Makineyi tamamen doldurunca veya tek parça kıyafeti makineye attığınızda ne kadar deterjan koyacağınızı bilemiyor olabilirsiniz. İşte tam bu noktada i-Dos Deterjan Tarama teknolojisi devreye giriyor. Siemens Home Connect üzerinden şişelerin barkodunu okutup su sertliği ve deterjan yoğunluğunu makineye iletiyor, i-Dos ise her yıkamada doğru miktarı otomatik olarak ayarlıyor. Üstelik Siemens Home Connect uygulaması, deterjan seviyesini takip ederek deterjanınız tükenmeden önce size haber veriyor. Tek yapmanız gereken uygulamayı telefonunuza yüklemek ve çamaşır makinenizi uygulamaya bağlamak. 

stainRemoval teknolojisi: Zorlu lekelerle inatlaşmayı unutun 

Çay, yağ, makyaj, çikolata lekeleri… Gün içinde fark etmeden üzerinize bulaşan lekeler artık kâbus olmaktan çıkıyor. Siemens iQ500 çamaşır makinesi ile stainRemoval teknolojisi devreye giriyor. Tek bir dokunuşla çay, yağ, kozmetik veya günlük hayatta karşılaştığınız diğer zor lekeler için özel programları aktif edebilirsiniz. 

Siemens Home Connect uygulaması sayesinde daha fazla leke türünü ve bunlar için geliştirilmiş özel programları keşfetmek de mümkün.
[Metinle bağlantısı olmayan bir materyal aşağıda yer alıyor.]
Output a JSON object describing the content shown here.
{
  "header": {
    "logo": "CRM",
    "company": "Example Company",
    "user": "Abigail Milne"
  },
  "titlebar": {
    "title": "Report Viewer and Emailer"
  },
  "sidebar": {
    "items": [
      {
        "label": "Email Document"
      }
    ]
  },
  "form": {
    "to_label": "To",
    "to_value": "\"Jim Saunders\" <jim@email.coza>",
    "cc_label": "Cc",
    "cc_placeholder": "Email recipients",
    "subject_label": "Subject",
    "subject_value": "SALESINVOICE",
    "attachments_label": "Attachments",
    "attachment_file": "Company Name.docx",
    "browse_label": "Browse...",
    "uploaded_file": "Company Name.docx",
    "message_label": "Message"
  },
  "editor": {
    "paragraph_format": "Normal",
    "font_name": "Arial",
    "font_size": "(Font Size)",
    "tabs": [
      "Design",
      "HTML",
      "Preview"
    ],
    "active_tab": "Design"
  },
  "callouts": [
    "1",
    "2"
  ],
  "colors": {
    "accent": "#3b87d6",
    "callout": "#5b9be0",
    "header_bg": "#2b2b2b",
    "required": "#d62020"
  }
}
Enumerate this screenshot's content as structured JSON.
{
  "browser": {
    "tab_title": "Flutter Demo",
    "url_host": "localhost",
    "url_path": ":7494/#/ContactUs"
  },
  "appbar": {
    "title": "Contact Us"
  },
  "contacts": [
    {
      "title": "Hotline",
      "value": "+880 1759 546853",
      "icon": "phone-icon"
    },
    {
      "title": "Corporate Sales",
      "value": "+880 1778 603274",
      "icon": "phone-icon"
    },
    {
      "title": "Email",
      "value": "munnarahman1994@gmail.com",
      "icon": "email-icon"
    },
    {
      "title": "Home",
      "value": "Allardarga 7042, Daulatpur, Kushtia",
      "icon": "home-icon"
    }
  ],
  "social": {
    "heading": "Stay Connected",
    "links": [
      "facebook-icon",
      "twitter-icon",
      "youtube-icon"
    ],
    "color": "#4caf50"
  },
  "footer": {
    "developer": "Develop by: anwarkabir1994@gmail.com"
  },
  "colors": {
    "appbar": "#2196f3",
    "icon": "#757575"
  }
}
Yani sadece “lekeyi çıkar” demekle kalmıyor, sizin için en doğru yıkama programını da otomatik olarak öneriyor. Böylece hem lekelerle uğraşmak zorunda kalmıyor hem de giysilerinizin ömrünü koruyorsunuz. 

Artık çocuğunuza yemek yedirirken dökülen yemek lekeleri, kahve kazaları ya da mutfakta sıçrayan yağ lekeleri sizi endişelendirmiyor. stainRemoval, günlük hayatın getirdiği küçük sürprizlere karşı en güvenilir yardımcınız oluyor. 
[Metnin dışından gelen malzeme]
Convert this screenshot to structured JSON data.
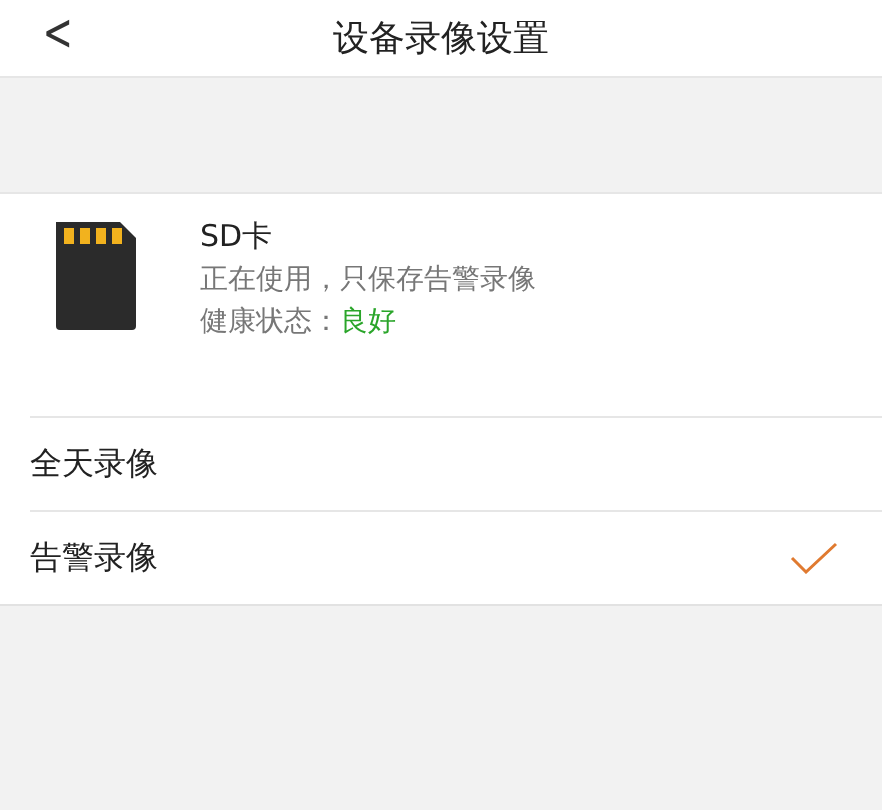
{
  "header": {
    "back_icon": "<",
    "title": "设备录像设置"
  },
  "storage": {
    "name": "SD卡",
    "usage": "正在使用，只保存告警录像",
    "health_label": "健康状态：",
    "health_value": "良好"
  },
  "options": [
    {
      "label": "全天录像",
      "selected": false
    },
    {
      "label": "告警录像",
      "selected": true
    }
  ]
}
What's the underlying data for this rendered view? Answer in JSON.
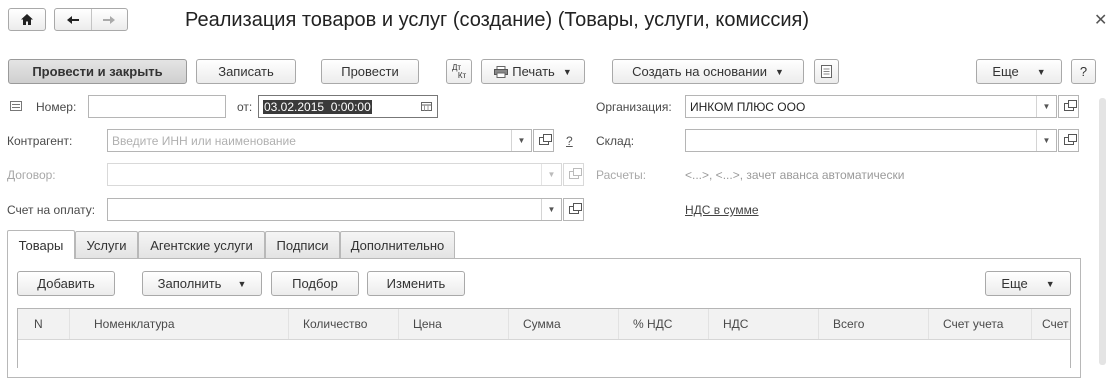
{
  "window": {
    "title": "Реализация товаров и услуг (создание) (Товары, услуги, комиссия)"
  },
  "toolbar": {
    "post_and_close": "Провести и закрыть",
    "save": "Записать",
    "post": "Провести",
    "dt_kt_top": "Дт",
    "dt_kt_bottom": "Кт",
    "print": "Печать",
    "create_based_on": "Создать на основании",
    "more": "Еще",
    "help": "?"
  },
  "form": {
    "number_label": "Номер:",
    "number_value": "",
    "date_label": "от:",
    "date_value": "03.02.2015  0:00:00",
    "organization_label": "Организация:",
    "organization_value": "ИНКОМ ПЛЮС ООО",
    "counterparty_label": "Контрагент:",
    "counterparty_placeholder": "Введите ИНН или наименование",
    "counterparty_help": "?",
    "warehouse_label": "Склад:",
    "warehouse_value": "",
    "contract_label": "Договор:",
    "contract_value": "",
    "settlements_label": "Расчеты:",
    "settlements_value": "<...>, <...>, зачет аванса автоматически",
    "invoice_label": "Счет на оплату:",
    "invoice_value": "",
    "vat_link": "НДС в сумме"
  },
  "tabs": [
    "Товары",
    "Услуги",
    "Агентские услуги",
    "Подписи",
    "Дополнительно"
  ],
  "table_toolbar": {
    "add": "Добавить",
    "fill": "Заполнить",
    "pick": "Подбор",
    "change": "Изменить",
    "more": "Еще"
  },
  "table": {
    "columns": [
      "N",
      "Номенклатура",
      "Количество",
      "Цена",
      "Сумма",
      "% НДС",
      "НДС",
      "Всего",
      "Счет учета",
      "Счет"
    ],
    "rows": []
  }
}
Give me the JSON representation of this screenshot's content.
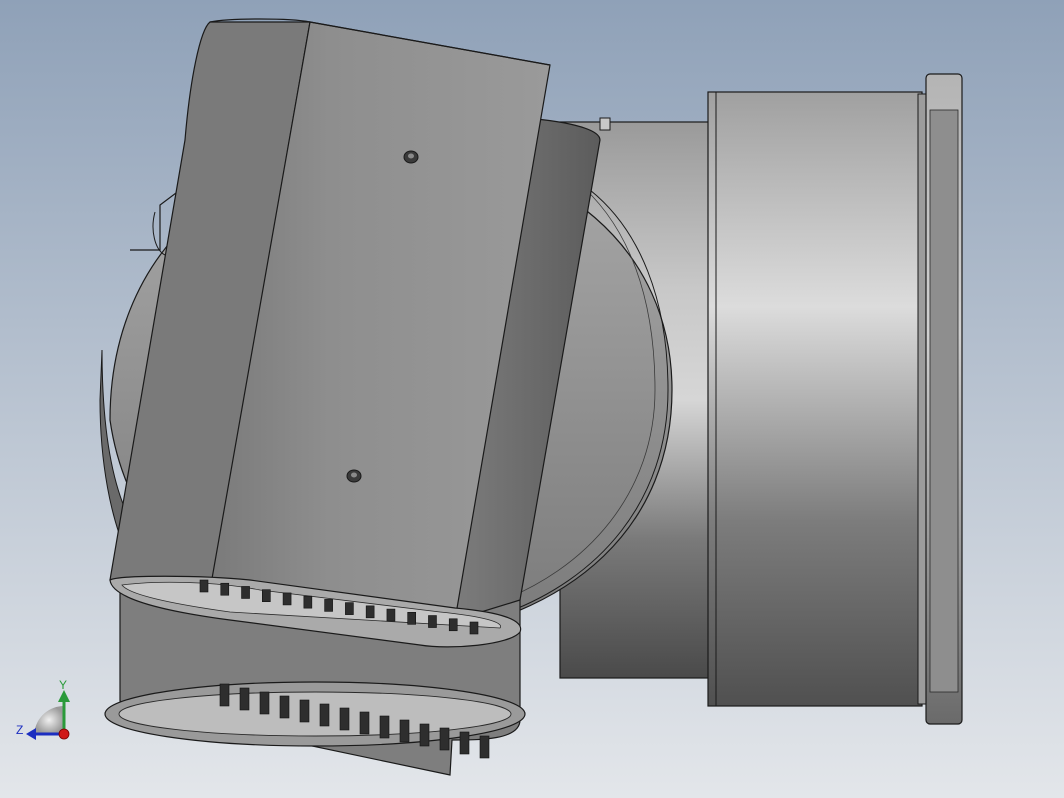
{
  "viewport": {
    "background_top": "#8fa1b8",
    "background_bottom": "#e3e6ea"
  },
  "triad": {
    "y_label": "Y",
    "z_label": "Z",
    "y_color": "#2a9a3a",
    "z_color": "#1c2ec0",
    "x_color": "#d01818"
  },
  "model": {
    "body_color": "#8c8c8c",
    "edge_color": "#1a1a1a",
    "hole_count": 2,
    "vent_slots_per_row": 14
  }
}
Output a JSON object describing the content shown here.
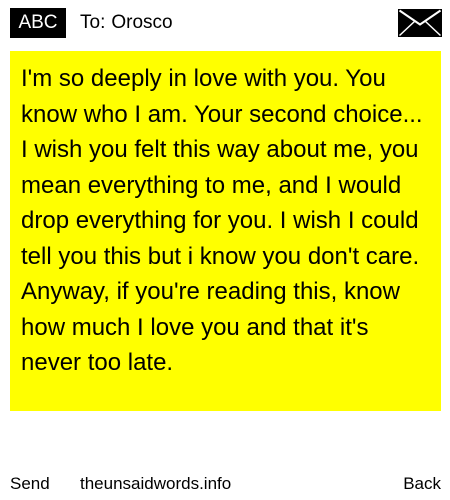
{
  "header": {
    "mode_label": "ABC",
    "to_label": "To:",
    "recipient": "Orosco",
    "envelope_icon": "envelope-icon"
  },
  "message": {
    "body": "I'm so deeply in love with you. You know who I am. Your second choice... I wish you felt this way about me, you mean everything to me, and I would drop everything for you. I wish I could tell you this but i know you don't care. Anyway, if you're reading this, know how much I love you and that it's never too late."
  },
  "footer": {
    "send_label": "Send",
    "site_label": "theunsaidwords.info",
    "back_label": "Back"
  },
  "colors": {
    "message_background": "#ffff00",
    "badge_background": "#000000",
    "badge_text": "#ffffff"
  }
}
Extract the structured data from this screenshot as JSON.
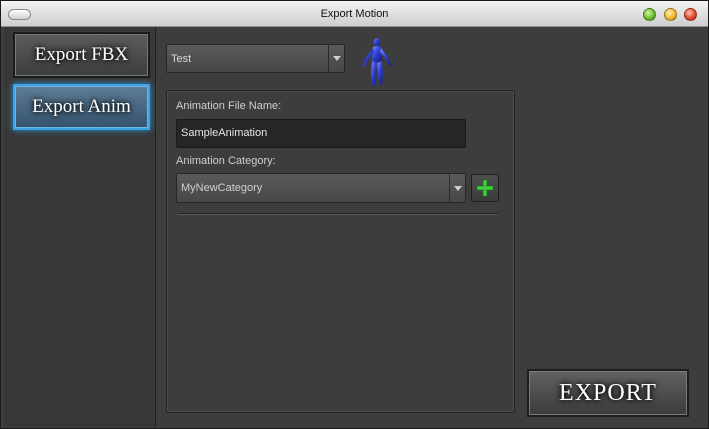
{
  "window": {
    "title": "Export Motion"
  },
  "sidebar": {
    "items": [
      {
        "label": "Export FBX",
        "selected": false
      },
      {
        "label": "Export Anim",
        "selected": true
      }
    ]
  },
  "profile_select": {
    "value": "Test"
  },
  "form": {
    "file_name_label": "Animation File Name:",
    "file_name_value": "SampleAnimation",
    "category_label": "Animation Category:",
    "category_value": "MyNewCategory"
  },
  "actions": {
    "export_label": "EXPORT"
  },
  "icons": {
    "character": "character-figure-icon",
    "add": "plus-icon",
    "dropdown": "chevron-down-icon"
  },
  "colors": {
    "accent_selected": "#3aa3e6",
    "add_green": "#3fcf3f",
    "figure_blue": "#2a3bd0"
  }
}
Siemens iQ500 çamaşır ve kurutma makineleri, artık sadece kıyafetlerinizi temizleyen makineler değil; size zaman, konfor ve güven veren akıllı iş ortaklarınızdır. Ütüye harcadığınız vakti kendinize ayırın, lekelerle uğraşmayı unutun ve teknolojinin yaşam alanınıza uyumunun keyfini yaşayın.

*Bu yazı Siemens’in katkılarıyla hazırlanmıştır.